Thirty-eight cottages were built in Brisbane, and most had a name reflecting the Anzac theme, names such as Kitchener, Haig, Monash, Hopetown and Chauvel. The Anzac Trust Committee was disbanded in 1932 with all responsibility passing to the Public Curator (renamed Public Trustee in 1978). By 1956 the number of World War I widows and dependents requiring housing had decreased and most of the cottages were rented to non-Anzac families. Also, the maintenance fund was in financial straits so that it was suggested by the Public Curator to the Queensland Attorney General that some of the vacant dwellings be sold to fund repairs to tenanted cottages and consideration be given to winding up the Trust. The Anzac Cottages & TB Homes Act of 1960 was subsequently passed, enabling the sale of Anzac Cottages.

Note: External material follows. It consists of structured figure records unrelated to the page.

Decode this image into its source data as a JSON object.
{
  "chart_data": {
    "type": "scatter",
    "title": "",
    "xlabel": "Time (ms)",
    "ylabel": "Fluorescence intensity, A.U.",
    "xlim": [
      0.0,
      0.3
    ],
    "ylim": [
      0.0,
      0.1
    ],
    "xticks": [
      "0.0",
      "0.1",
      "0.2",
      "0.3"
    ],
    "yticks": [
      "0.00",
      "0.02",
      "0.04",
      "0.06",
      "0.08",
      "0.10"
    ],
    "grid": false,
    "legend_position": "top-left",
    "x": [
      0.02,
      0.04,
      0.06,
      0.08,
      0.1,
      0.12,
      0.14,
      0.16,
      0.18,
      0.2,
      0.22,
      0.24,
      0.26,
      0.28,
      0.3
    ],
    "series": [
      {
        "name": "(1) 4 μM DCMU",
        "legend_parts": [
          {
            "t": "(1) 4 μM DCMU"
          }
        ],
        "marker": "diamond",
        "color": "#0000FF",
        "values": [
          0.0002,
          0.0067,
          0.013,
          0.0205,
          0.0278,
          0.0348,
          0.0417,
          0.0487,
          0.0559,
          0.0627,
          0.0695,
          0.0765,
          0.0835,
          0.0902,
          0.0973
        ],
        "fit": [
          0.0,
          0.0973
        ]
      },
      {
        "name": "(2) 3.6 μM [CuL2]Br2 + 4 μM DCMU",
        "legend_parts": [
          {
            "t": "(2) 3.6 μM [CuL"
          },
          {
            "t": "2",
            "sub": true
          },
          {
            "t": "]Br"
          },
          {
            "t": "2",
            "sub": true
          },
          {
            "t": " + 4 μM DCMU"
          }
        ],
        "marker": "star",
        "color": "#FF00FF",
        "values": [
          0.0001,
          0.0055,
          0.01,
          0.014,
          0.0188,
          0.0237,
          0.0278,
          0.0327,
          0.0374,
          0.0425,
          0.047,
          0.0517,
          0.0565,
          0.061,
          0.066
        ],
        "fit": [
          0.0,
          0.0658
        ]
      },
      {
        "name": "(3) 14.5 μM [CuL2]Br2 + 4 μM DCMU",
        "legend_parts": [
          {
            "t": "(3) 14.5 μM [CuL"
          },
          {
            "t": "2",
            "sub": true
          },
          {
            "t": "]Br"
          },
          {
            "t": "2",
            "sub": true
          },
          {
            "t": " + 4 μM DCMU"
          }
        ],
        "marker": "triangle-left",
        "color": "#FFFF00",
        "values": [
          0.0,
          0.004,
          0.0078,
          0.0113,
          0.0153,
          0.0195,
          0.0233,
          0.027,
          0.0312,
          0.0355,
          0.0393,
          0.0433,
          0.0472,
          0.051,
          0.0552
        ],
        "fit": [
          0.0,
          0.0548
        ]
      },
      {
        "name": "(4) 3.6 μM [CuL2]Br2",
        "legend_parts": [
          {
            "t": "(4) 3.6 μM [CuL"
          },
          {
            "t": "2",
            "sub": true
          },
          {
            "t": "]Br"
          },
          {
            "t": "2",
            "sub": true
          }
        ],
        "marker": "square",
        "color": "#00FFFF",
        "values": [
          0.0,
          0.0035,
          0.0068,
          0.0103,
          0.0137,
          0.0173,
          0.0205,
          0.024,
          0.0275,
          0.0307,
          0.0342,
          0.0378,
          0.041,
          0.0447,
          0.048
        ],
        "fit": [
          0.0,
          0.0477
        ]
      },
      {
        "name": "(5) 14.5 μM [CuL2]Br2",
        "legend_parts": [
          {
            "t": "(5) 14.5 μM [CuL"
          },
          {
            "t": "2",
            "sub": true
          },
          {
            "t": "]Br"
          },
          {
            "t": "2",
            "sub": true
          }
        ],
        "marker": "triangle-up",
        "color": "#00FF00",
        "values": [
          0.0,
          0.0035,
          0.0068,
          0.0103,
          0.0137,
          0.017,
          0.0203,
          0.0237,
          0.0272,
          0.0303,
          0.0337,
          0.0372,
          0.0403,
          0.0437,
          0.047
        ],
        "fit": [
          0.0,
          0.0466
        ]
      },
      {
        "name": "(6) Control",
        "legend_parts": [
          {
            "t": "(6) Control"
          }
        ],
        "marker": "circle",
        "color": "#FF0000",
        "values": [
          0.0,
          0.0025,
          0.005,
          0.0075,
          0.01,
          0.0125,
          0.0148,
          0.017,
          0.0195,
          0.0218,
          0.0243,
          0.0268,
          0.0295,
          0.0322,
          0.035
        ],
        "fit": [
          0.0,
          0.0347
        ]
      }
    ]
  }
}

Thirteen were sold by 6 April 1963.

By 1999, the only remaining Anzac Cottage administered by the Public Trustee was Strathearn in Alderley, Brisbane, which was sold in September 2000. Strathearn had remained an Anzac Cottage for so long because it was passed to a second generation. Originally allocated to widow Mary Ann Warner, on her death in 1955 the Trust allowed her daughter Mrs Florence Richardson Handley to continue to occupy the property as she was a widow of a World War II serviceman. Strathearn was heritage-listed in 2007 as an intact example of an Anzac Cottage.